Akaka's stance on Alaskan refuge drilling is misguided
Sen. Dan Akaka and Rep. Ed Case have opposing views about opening the Arctic National Wildlife Refuge to oil drilling.
SEN. Dan Akaka portrays Rep. Ed Case as a Republican in Democratic clothing, but on one important issue the two candidates are far apart in reverse roles. Case opposes drilling for oil in the Arctic National Wildlife Refuge, while Akaka is in favor of drilling, claiming to act at the behest of "the indigenous people of Alaska." His rationale is unacceptable and displays a misunderstanding of those native peoples.
Akaka joined Sen. Dan Inouye, Republicans and only one other Democrat last November in voting for a bill that would allow drilling in the precious Alaskan refuge. The vote was 51-48. Their votes were not surprising, as the two senators had abandoned their party on this issue on previous occasions. Further congressional action is required to formally open the area for drilling.
Akaka told of having met members of the Inupiat tribe who "are kindred spirits with Hawaiians," sharing "a strong and sacred bond to their lands and waters." In a 2001 op-ed column on these pages, he described them as "subsistence hunters who depend on the land," deriving 60 percent of their diet from "caribou, marine mammals, fish and waterfowl."
The emphasis should have been on marine mammals, which is why Inupiat tribal leaders are opposed to offshore drilling, regarded as a threat to their whaling. In a 2002 op-ed column in the Star-Bulletin, Charles Pe'ape'a Makawulu Burrows, president of Ahahui Malama i ka Lokahi, a Hawaiian environmental group, wrote that only 10 percent of their food resources are migratory caribou.
Akaka says he focused on the Inupiat because they live within the refuge.
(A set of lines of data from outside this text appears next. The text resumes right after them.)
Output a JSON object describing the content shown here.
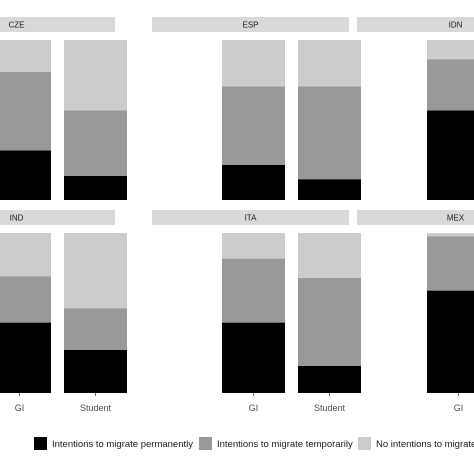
{
  "chart_data": {
    "type": "bar",
    "stacked": true,
    "normalized": true,
    "facet_layout": "3x2 panels",
    "legend_position": "bottom",
    "grid": false,
    "series": [
      {
        "name": "Intentions to migrate permanently",
        "color": "#000000"
      },
      {
        "name": "Intentions to migrate temporarily",
        "color": "#999999"
      },
      {
        "name": "No intentions to migrate",
        "color": "#cccccc"
      }
    ],
    "panels": [
      {
        "title": "CZE",
        "bars": [
          {
            "category": "GI",
            "values": [
              0.31,
              0.49,
              0.2
            ],
            "tick_visible": false
          },
          {
            "category": "Student",
            "values": [
              0.15,
              0.41,
              0.44
            ],
            "tick_visible": false
          }
        ]
      },
      {
        "title": "ESP",
        "bars": [
          {
            "category": "GI",
            "values": [
              0.22,
              0.49,
              0.29
            ],
            "tick_visible": false
          },
          {
            "category": "Student",
            "values": [
              0.13,
              0.58,
              0.29
            ],
            "tick_visible": false
          }
        ]
      },
      {
        "title": "IDN",
        "bars": [
          {
            "category": "GI",
            "values": [
              0.56,
              0.32,
              0.12
            ],
            "tick_visible": false
          }
        ]
      },
      {
        "title": "IND",
        "bars": [
          {
            "category": "GI",
            "values": [
              0.44,
              0.29,
              0.27
            ],
            "tick_visible": true
          },
          {
            "category": "Student",
            "values": [
              0.27,
              0.26,
              0.47
            ],
            "tick_visible": true
          }
        ]
      },
      {
        "title": "ITA",
        "bars": [
          {
            "category": "GI",
            "values": [
              0.44,
              0.4,
              0.16
            ],
            "tick_visible": true
          },
          {
            "category": "Student",
            "values": [
              0.17,
              0.55,
              0.28
            ],
            "tick_visible": true
          }
        ]
      },
      {
        "title": "MEX",
        "bars": [
          {
            "category": "GI",
            "values": [
              0.64,
              0.34,
              0.02
            ],
            "tick_visible": true
          }
        ]
      }
    ],
    "xtick_labels": [
      "GI",
      "Student",
      "GI",
      "Student",
      "GI"
    ]
  }
}
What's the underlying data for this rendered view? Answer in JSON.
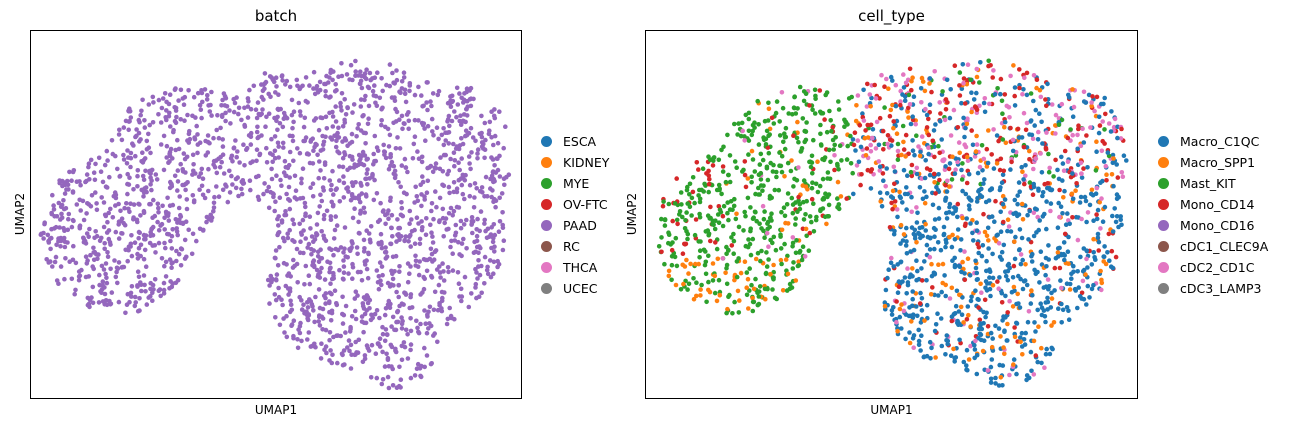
{
  "chart_data": [
    {
      "type": "scatter",
      "title": "batch",
      "xlabel": "UMAP1",
      "ylabel": "UMAP2",
      "ticks": false,
      "legend_position": "right",
      "legend": [
        {
          "label": "ESCA",
          "color": "#1f77b4"
        },
        {
          "label": "KIDNEY",
          "color": "#ff7f0e"
        },
        {
          "label": "MYE",
          "color": "#2ca02c"
        },
        {
          "label": "OV-FTC",
          "color": "#d62728"
        },
        {
          "label": "PAAD",
          "color": "#9467bd"
        },
        {
          "label": "RC",
          "color": "#8c564b"
        },
        {
          "label": "THCA",
          "color": "#e377c2"
        },
        {
          "label": "UCEC",
          "color": "#7f7f7f"
        }
      ],
      "visible_points_color": "#9467bd"
    },
    {
      "type": "scatter",
      "title": "cell_type",
      "xlabel": "UMAP1",
      "ylabel": "UMAP2",
      "ticks": false,
      "legend_position": "right",
      "legend": [
        {
          "label": "Macro_C1QC",
          "color": "#1f77b4"
        },
        {
          "label": "Macro_SPP1",
          "color": "#ff7f0e"
        },
        {
          "label": "Mast_KIT",
          "color": "#2ca02c"
        },
        {
          "label": "Mono_CD14",
          "color": "#d62728"
        },
        {
          "label": "Mono_CD16",
          "color": "#9467bd"
        },
        {
          "label": "cDC1_CLEC9A",
          "color": "#8c564b"
        },
        {
          "label": "cDC2_CD1C",
          "color": "#e377c2"
        },
        {
          "label": "cDC3_LAMP3",
          "color": "#7f7f7f"
        }
      ]
    }
  ]
}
However, another tribe, the Gwich'in, located inland in villages near the southern boundary of the refuge, depend heavily on the Porcupine River caribou herd for their subsistence.
The Gwich'in, which means "people of the land," watch pregnant cows and later bulls and yearlings as they begin migrating north every spring to the refuge's coastal plain, a birthplace they consider sacred. "Today, as in the days of their ancestors, the caribou is still vital for food, clothing, tools, and are a source of respect and spiritual guidance for the Gwich'in," according to the tribe's steering committee.
The 129,000 caribou spend their summers on the 1.5-million-acre area of the refuge that has been set aside for oil exploration and potential development. The refuge is home to 45 species of land and marine mammals, including polar bears, grizzly, black bears and musk oxen.
In a letter to the Star-Bulletin after last year's Senate vote, Robert Thompson, an Inupiat who lives in the northern coastal village of Kaktovik and opposes the drilling, wrote that Akaka had been invited to meet and speak to the Gwich'in but had not done so.